Abstract Aberrant levels of the asparaginyl endopeptidase legumain have been linked to inflammation, neurodegeneration and cancer, yet our understanding of this protease is incomplete. Systematic attempts to identify legumain substrates have previously been confined to in vitro studies, which fail to mirror physiological conditions and obscure biologically relevant cleavage events. Using high-field asymmetric waveform ion mobility spectrometry (FAIMS), we developed a sensitive and streamlined approach for proteome and N-terminome analyses in a single analytical method without the need for N-termini enrichment. Compared to unfractionated proteomic analysis, we demonstrate FAIMS fractionation improves neo-N- termini identification by >2.5 fold, resulting in identification of >2,882 unique neo-N-termini from limited sample amounts.
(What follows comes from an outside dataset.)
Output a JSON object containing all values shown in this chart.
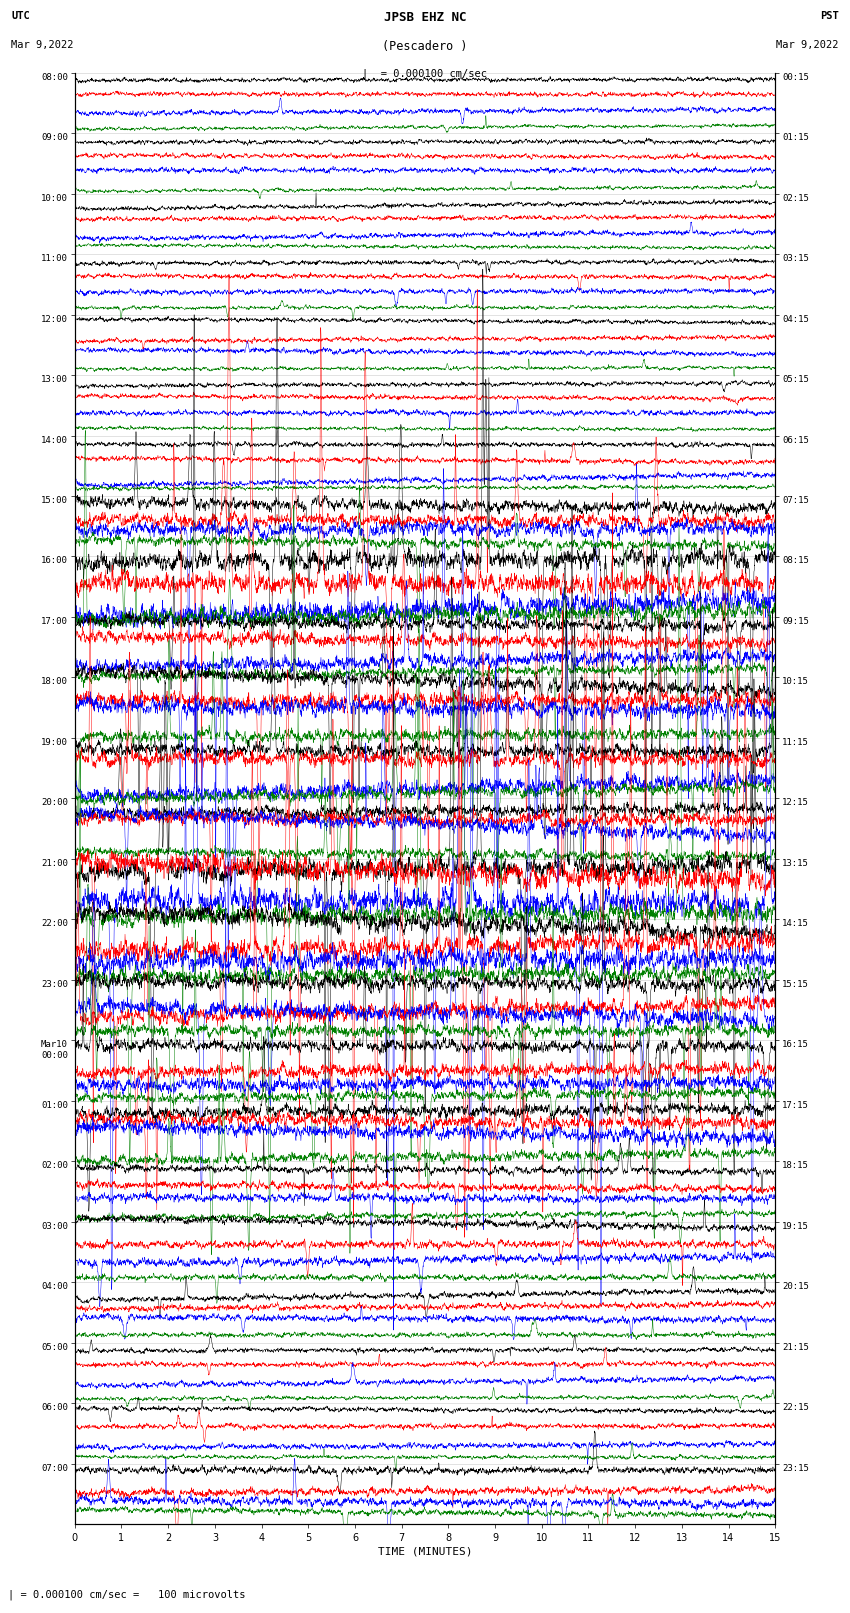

Within murine spleens, this approach identifies 6,366 proteins and 2,528 unique neo-N-termini, with 235 cleavage events enriched in wild-type compared to legumain-deficient spleens. Among these, 119 neo-N-termini arose from asparaginyl endopeptidase activities, representing novel putative physiological legumain substrates. The direct cleavage of selected substrates by legumain was confirmed using in vitro assays, providing support for the existence of physiologically relevant extra-lysosomal legumain activity. Combined, these data shed critical light on the functions of legumain and demonstrates the utility of FAIMS as an accessible method to improve depth and quality of N- terminomics studies.